If, to make a contrived example, it's Blissey with Ice Beam/Seismic Toss vs. Milotic with Rest, and these are your last two pokemon, how does Blissey win? Can't Seismic Toss! Milotic can just rest it off, and you'll run out of PP. You have to try to freeze Milotic first... and writing the min-max AI to realise this, when you have 10% chance to freeze each turn... difficult, even BEFORE choice nodes
There are only 4 choices each turn because all pokemon have fainted. And that is actually an example that is solved using a directed depth-first search down a min/max tree using the damage heuristic. Looking forward only 3 turns, it can be shown that milotic walls Blissy's Seismic toss. That is, 0% or less damage after 3 turns. Now granted, unless we are using some more complicated method, the AI will have to "rediscover" this every time it goes down a search tree.

Basically, I wouldn't count min-max out on that example alone. I'd like to see a test first :-p

Anyway, if we are going to be starting with pure random teams first, then a very very basic and FAST evaluator is the priority. Not necessarily a very accurate one either. Just one that approximates a good battle. As long as the dataset isn't overtrained on this AI, then alls well.

A full blown AI capable of taking on humans would be much tougher, and is a totally different project. It would be useful to have a more accurate evaluator in the Team Creator GA but I don't think it is a major priority if a Team Creator GA.

Hell, the GAs can evolve simply based on 1v1 matchups between all pokemon. We don't necessarily even have to run a full match between the wo teams to evaluate them.

For example, 6 vs 6 pokemon, 1 at a time. Thats 36 combinations there. So in each combination, check who wins on the switch in, on a revenge switch in, and other similar conditions. This unfortunately cuts out baton passing teams, or rain dance teams however :-( But then, if we put random matchups of 2v2 or 3v3, it would be a much faster game. 3v3 is simply computationally less expensive than 6v6. There are so many less choices, and so many less possibilities. So I'd feel that running 10 games of 3v3 is going to be faster than one game of 6v6. And possibly, it would be more accurate than just a single 6v6 game.

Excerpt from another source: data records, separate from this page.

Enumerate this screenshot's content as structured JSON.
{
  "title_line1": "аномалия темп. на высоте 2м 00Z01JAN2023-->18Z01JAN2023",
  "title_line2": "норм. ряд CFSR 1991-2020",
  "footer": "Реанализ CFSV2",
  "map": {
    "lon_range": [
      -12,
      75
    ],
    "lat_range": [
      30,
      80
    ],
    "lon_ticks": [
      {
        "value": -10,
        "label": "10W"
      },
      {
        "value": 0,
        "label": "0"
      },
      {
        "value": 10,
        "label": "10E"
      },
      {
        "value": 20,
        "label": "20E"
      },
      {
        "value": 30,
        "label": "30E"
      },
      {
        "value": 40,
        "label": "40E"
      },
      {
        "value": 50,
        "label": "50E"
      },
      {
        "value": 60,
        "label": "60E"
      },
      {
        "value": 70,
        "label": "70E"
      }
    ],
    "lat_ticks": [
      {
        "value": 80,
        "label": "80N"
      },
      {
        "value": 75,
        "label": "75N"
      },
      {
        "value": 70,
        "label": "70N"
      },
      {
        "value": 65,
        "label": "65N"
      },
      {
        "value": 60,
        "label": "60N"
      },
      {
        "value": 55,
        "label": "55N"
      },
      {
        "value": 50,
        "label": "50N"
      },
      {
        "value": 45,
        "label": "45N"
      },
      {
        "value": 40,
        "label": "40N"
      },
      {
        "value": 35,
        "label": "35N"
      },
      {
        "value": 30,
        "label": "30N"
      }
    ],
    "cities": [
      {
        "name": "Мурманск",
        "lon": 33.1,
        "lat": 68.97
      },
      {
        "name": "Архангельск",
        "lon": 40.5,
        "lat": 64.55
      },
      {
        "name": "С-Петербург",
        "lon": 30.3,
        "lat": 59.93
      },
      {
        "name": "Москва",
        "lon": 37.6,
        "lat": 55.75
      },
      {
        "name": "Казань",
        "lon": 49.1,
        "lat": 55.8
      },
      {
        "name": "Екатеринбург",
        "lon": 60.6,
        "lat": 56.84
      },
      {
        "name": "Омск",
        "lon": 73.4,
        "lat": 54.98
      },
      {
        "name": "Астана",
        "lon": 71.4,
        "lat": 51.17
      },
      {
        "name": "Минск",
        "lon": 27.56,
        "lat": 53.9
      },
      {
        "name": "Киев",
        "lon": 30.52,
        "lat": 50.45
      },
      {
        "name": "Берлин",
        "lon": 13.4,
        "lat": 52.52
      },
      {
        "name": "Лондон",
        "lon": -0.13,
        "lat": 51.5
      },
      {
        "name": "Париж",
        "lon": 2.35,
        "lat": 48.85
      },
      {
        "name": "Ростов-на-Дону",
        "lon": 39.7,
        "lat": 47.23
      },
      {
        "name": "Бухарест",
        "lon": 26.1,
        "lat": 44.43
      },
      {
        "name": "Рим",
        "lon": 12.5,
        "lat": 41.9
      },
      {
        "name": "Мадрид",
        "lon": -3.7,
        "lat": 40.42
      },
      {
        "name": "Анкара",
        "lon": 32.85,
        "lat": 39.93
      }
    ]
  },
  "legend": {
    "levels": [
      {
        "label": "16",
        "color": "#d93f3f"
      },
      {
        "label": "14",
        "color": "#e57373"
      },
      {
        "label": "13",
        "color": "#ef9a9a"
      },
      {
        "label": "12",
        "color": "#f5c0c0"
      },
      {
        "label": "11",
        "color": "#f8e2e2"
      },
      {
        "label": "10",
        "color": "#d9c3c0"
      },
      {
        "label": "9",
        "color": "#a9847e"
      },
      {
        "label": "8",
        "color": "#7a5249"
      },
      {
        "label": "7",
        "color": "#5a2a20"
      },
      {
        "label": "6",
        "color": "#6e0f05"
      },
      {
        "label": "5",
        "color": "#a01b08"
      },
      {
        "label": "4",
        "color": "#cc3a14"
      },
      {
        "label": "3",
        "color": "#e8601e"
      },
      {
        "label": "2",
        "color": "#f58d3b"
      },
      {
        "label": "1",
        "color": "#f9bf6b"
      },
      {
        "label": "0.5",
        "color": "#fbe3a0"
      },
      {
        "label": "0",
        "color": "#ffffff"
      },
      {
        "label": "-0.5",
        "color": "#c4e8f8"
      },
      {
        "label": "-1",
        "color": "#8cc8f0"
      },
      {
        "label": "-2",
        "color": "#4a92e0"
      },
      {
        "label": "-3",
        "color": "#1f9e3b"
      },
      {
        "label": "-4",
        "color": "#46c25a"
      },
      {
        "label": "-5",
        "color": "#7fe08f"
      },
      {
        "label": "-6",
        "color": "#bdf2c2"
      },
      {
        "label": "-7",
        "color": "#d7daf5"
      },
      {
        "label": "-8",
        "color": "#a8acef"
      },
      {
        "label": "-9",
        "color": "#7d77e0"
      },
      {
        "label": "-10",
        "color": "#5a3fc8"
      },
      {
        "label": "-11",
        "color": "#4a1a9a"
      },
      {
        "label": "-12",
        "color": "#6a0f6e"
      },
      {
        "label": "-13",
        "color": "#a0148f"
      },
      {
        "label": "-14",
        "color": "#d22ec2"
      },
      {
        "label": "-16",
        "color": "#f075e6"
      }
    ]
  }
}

Course, benchmarking and testing should come into play here. Yes, another research question. And of course the obvious one is: "Is it more effective".

No seriously, I should investigate, and this would be my PH. D dissertation or something. What kind of approximations can a GA take to improve its efficiency with respect to Game AIs? What kind of sub-games can be played... ohhh... damn. Thats actually applicable and Pokemon can serve as a case study...

Ahem. Anyway, yeah. Just pointing out that htere are other ways to expand upon approximations.